Due to this challenge, researchers have developed several new experimental technologies that can assess the effects of thousands of mutations in parallel. However, these technologies do not easily scale to thousands of proteins. They also depend on the availability of assays that are relevant to human disease phenotypes.

To date, the overwhelming majority of protein variants in human disease-related genes still have unknown consequences. Researchers hope that computation will play a role in this, by helping to accelerate clinical variant interpretation at scale. However, state-of-the-art methods have typically relied on training machine-learning models on known disease labels. Unfortunately, these labels are sparse, biased and of variable quality, which has resulted in these models being insufficiently reliable.

An AI tool called EVE

In a recent study, published in Nature, researchers proposed an approach that leverages deep generative models to predict variant pathogenicity without relying on labels. The team specifically modelled the distribution of sequence variation across organisms and then used them to make predictions about the meaning of variations in human genes.

Their model EVE (evolutionary model of variant effect) outperformed computational approaches that rely on labelled data. It also performed on par with, if not better than, predictions from high-throughput experiments, which experts have typically used as evidence for variant classification.

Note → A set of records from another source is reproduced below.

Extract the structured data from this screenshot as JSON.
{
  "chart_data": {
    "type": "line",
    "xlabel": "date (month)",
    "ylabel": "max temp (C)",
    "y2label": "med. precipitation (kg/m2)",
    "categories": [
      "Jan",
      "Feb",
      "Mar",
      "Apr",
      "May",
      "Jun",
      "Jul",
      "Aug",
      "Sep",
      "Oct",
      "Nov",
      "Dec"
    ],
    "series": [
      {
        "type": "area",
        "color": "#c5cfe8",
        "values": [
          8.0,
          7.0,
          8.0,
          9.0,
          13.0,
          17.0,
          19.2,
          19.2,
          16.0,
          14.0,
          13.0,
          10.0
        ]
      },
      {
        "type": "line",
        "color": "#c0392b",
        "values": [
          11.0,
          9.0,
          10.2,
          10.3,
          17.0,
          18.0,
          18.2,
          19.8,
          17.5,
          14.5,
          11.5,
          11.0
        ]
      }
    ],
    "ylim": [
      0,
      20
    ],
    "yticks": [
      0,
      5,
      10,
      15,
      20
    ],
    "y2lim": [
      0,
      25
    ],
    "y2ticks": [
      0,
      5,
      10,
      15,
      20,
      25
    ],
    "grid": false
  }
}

The model predicted the pathogenicity of more than 36 million variants across 3,219 disease genes. It also resulted in more than 256,00 variants, which are currently of unknown significance, to be reclassified as either benign or disease-causing.

While the researchers note that EVE is not a diagnostic test, they believe it could be used to augment current clinical methods that are used to determine the meaning of genetic variants. They also emphasise that when used in combination with such tools, the model could boost the precision and accuracy of diagnostic, prognostic and treatment decisions.

Although this type of modelling is still in its infancy, the researchers plan on extending their work beyond protein-coding regions. In the meantime, the researchers are also working on making clinical use of the genetic variation for which we have some understanding. For example, the team is participating in the Atlas of Variant Effects Alliance, a global research effort which aims to map the effects of variation across the genome and create a comprehensive atlas of all possible human gene variants and their effects on protein function and physiology.